F&N said the wrong figure was inadvertently published in last year's annual report.

It also emerged that Mr Fam earned more in the year to Sept 30 than in the previous year - even though he retired from the top job a third of the way into the year.

Mr Fam, 79, stepped down as executive chairman in January last year but stayed on as non-executive chairman and as a consultant to the company.

The retirement payout, which was part of his contract, was for 23 years of service to the beverage, property and publishing group.

It was paid in January last year, but last year's annual report contained only the $3 million figure, while the extra $1 million appeared in the company's just-released annual report.

The latest annual report said Mr Fam received between $2.75 million and $3 million in total pay.

This comprised salary, which covered part of the year when he was still executive chairman, director's fees and fees for being a consultant to F&N. This is in addition to his retirement gratuity.

The previous year, he received between $2.25 million and $2.5 million in salary, bonus and fees.

Despite having retired from his duties as an executive chairman, he still remains the most well-paid director on the board.

Dr Han Cheng Fong, the former managing director who took on the post of group chief executive in February last year, was paid between $2 million and $2.25 million for the year ended Sept 30.

At last year's annual general meeting (AGM) in January, Mr Fam told shareholders that he was remaining as chairman and consultant to ensure a smooth transition.

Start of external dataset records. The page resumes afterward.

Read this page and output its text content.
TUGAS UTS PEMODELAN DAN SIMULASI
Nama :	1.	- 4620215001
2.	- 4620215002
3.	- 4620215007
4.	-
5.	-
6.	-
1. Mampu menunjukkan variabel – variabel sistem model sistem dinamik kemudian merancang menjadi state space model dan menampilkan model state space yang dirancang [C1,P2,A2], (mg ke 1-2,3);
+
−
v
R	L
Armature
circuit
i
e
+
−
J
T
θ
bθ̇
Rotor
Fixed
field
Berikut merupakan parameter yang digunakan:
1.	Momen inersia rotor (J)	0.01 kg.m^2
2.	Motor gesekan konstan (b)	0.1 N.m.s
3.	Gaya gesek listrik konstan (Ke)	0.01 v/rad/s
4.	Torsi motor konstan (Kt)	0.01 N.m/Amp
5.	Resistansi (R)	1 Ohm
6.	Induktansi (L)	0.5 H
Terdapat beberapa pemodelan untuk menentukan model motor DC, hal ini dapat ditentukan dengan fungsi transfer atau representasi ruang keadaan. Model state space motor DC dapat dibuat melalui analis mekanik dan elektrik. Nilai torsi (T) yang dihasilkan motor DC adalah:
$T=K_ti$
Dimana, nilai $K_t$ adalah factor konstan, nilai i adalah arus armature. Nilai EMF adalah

A search was launched for his successor.

But he will remain as non-executive chairman for the time being, at the request of the board, to oversee the entry of Temasek Holdings as F&N's second-largest shareholder. The search for a successor is still ongoing, according to F&N.

As a result of the Temasek deal to take up a 14.9 per cent interest in F&N, announced last month, the F&N board will swell to 11 or possibly 12 members.

Temasek is to get two board seats. One will go to Temasek's executive director, Mr Simon Israel. It is not known if Temasek will nominate another director for its second board seat.

Temasek's entry to the business will help spur the growth of the food and beverage businesses, for products such as the famed Tiger Beer, soft drinks and other beverages such as milk.

Already, F&N's unit Asia Pacific Breweries has increased the number of breweries from 24 last year to 29.

For the last financial year, food and beverage's revenue increased 3.5 per cent to $1.9 billion. The division's profits rose 10 per cent to $85.6 million, representing 29 per cent of F&N's total profits before exceptionals of $295 million.

F&N's share price rose 20 per cent over the financial year, exceeding The Straits Times Index's rise of 11 per cent over the same period.

F&N's AGM will be held on Jan 25.

------------
Mr Michael Fam's total remuneration for the year ended Sept 30 was between $2.75 million and $3 million. This amount is in addition to his retirement gratuity.